Offering praise that you don’t really mean will backfire. Try being more aware of the discrepancy between what you are saying and what you are thinking, and figuring out a productive way to say what you are really thinking.

Nobody likes a “shit sandwich”

Offer praise right away and only when something has genuinely impressed you; don’t save it up and then use it just to soften the blow of criticism.

Praise in person so you can notice if the person seems skeptical that you mean it

If so, offer more specific details about what was good and why it matters, and your sincerity will show through naturally.

Make sure your private statements don’t contradict what you say in public

Any discrepancies will come back to bite you!

Flattery will get you nowhere

Telling somebody “you are a genius,” is problematic for the same reason saying “you are a moron” is: it personalizes. Besides, people see through it.

Tips to Avoid Ruinously Empathetic Praise

If you think you’ve given praise that was Ruinously Empathetic, check out these tips for moving towards Radical Candor!

Praise Specifically

Just saying “good job” is not helpful, and saying, “you are great” can actually be counterproductive. If somebody has rated your praise as Ruinously Empathetic, you’re not challenging them enough. Try being specific enough to show how to build on the success.

Your job is not to be a cheerleader

It’s to offer praise that shows exactly what was great to help people know what to do more of. Focus on what specifically you admired about the work, not on trying to make people “feel good.” Don’t say, “You did great, you should feel happy!” Instead, say, “Your idea increased efficiency 45% by eliminating the grunt work we all hated to do.

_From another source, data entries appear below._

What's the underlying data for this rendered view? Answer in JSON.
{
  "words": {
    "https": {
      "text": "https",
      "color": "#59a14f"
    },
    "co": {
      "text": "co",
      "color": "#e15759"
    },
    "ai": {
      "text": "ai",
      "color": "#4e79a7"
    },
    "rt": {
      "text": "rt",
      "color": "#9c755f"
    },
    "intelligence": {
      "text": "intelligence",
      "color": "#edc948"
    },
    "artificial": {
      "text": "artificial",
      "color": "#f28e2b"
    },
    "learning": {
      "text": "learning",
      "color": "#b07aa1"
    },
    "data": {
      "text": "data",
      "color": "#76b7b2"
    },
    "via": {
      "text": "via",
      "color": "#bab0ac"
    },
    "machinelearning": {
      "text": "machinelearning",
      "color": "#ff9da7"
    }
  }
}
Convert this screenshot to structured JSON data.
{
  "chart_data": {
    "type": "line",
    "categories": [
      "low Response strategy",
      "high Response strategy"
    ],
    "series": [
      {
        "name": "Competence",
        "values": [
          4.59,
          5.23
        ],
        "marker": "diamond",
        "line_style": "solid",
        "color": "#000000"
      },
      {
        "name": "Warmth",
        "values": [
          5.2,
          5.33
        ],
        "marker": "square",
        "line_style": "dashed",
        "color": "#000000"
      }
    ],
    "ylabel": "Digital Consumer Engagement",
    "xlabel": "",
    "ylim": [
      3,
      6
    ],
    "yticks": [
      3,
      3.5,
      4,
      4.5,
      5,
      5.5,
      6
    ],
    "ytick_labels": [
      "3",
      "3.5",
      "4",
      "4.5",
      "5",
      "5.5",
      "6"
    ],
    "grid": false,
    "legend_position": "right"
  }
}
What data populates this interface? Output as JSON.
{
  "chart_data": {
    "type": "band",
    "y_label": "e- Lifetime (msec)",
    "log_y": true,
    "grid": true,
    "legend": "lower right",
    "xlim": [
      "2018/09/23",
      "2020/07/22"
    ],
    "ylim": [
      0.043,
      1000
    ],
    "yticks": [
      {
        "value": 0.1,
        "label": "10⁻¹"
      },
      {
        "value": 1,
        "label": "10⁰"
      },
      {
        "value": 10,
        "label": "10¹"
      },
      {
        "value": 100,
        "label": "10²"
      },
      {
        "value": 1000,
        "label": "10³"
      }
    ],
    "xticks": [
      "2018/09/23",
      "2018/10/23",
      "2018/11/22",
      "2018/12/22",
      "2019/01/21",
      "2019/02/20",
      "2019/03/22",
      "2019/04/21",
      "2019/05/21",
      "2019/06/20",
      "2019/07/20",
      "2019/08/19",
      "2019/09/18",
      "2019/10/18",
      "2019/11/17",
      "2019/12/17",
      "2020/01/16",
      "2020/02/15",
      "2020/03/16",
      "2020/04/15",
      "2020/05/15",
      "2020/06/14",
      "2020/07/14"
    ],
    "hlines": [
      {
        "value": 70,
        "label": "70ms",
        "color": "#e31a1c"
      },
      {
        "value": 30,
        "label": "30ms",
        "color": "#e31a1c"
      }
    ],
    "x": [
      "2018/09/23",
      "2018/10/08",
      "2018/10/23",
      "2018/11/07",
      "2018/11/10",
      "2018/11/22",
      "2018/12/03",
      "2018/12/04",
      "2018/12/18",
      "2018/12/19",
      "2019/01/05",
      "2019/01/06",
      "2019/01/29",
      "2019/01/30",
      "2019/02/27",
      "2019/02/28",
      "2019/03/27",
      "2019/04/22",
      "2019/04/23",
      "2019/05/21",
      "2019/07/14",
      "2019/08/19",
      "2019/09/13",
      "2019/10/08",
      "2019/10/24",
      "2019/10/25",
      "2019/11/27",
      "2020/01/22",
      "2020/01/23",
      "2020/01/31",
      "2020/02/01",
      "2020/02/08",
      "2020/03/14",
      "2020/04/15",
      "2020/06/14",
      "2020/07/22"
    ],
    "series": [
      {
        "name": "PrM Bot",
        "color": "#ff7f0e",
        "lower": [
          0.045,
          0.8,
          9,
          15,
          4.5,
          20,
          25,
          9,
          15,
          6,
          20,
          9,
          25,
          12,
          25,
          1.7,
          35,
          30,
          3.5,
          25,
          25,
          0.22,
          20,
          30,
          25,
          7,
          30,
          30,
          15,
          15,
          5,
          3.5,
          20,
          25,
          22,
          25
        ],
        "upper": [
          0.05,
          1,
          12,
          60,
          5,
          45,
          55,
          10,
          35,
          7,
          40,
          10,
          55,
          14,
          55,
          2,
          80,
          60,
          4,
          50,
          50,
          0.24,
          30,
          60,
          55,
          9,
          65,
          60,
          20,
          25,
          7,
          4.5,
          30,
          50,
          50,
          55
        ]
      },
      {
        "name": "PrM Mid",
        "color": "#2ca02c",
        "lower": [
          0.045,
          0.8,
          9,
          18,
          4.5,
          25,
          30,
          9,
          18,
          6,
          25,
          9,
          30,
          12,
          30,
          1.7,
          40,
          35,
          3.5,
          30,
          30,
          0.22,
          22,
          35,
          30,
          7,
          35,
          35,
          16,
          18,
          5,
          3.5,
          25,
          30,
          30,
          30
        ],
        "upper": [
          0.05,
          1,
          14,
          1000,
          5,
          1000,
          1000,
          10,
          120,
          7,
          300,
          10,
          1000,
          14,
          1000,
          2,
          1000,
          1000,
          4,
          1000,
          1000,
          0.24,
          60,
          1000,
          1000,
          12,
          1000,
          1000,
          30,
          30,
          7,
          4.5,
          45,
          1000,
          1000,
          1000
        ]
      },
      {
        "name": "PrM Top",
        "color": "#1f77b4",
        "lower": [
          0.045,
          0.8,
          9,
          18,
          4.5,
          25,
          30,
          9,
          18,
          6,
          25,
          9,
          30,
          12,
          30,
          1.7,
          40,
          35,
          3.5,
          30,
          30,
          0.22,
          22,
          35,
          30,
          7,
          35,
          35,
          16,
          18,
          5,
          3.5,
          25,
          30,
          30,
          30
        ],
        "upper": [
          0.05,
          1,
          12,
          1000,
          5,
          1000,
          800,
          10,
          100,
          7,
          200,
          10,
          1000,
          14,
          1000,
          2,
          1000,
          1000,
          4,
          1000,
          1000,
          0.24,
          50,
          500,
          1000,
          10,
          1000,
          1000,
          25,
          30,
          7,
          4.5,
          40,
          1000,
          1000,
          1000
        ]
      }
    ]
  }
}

Your idea not only improved profits, it made our jobs more interesting. Here’s how to build on it.”

The more specific you can be about what you admire and why, the less likely your praise is to sound patronizing.

Vague praise like “good job” can sound arrogant. Stating “good job” implies you think you are the arbiter of what’s good and what’s not. Try saying “I admire the way you ___” Owning your opinions and explaining specifically why you think what you think demonstrates humility.

You won’t forget the details if you praise right away

The faster you praise something great after you see it, the easier it is to be specific enough for the praise to have real meaning.

Praise in person so you can notice if the person is brushing it off as meaningless

If so, get more specific. Usually, the praise will have more meaning. Sometimes, you’ll learn that you’re praising the wrong thing or the wrong person…

When praising publicly, the goal is both recognition AND learning

Be specific about what the person did, the impact, and the context so that the whole team learns. Don’t say, “Sal did a great job.” Instead say, “Sal came up with the idea for X and then got budget for it. As a result, you are all 85% more efficient. That means less grunt work and more time for cool projects for everyone. Thank you Sal!”

For the same reason you wouldn’t say, “You’re a dumbass!” don’t say, “You’re a genius!”

Instead be specific about what was good, why, and how to build on it. The reward for good work is more good work, not a pat on the shoulder.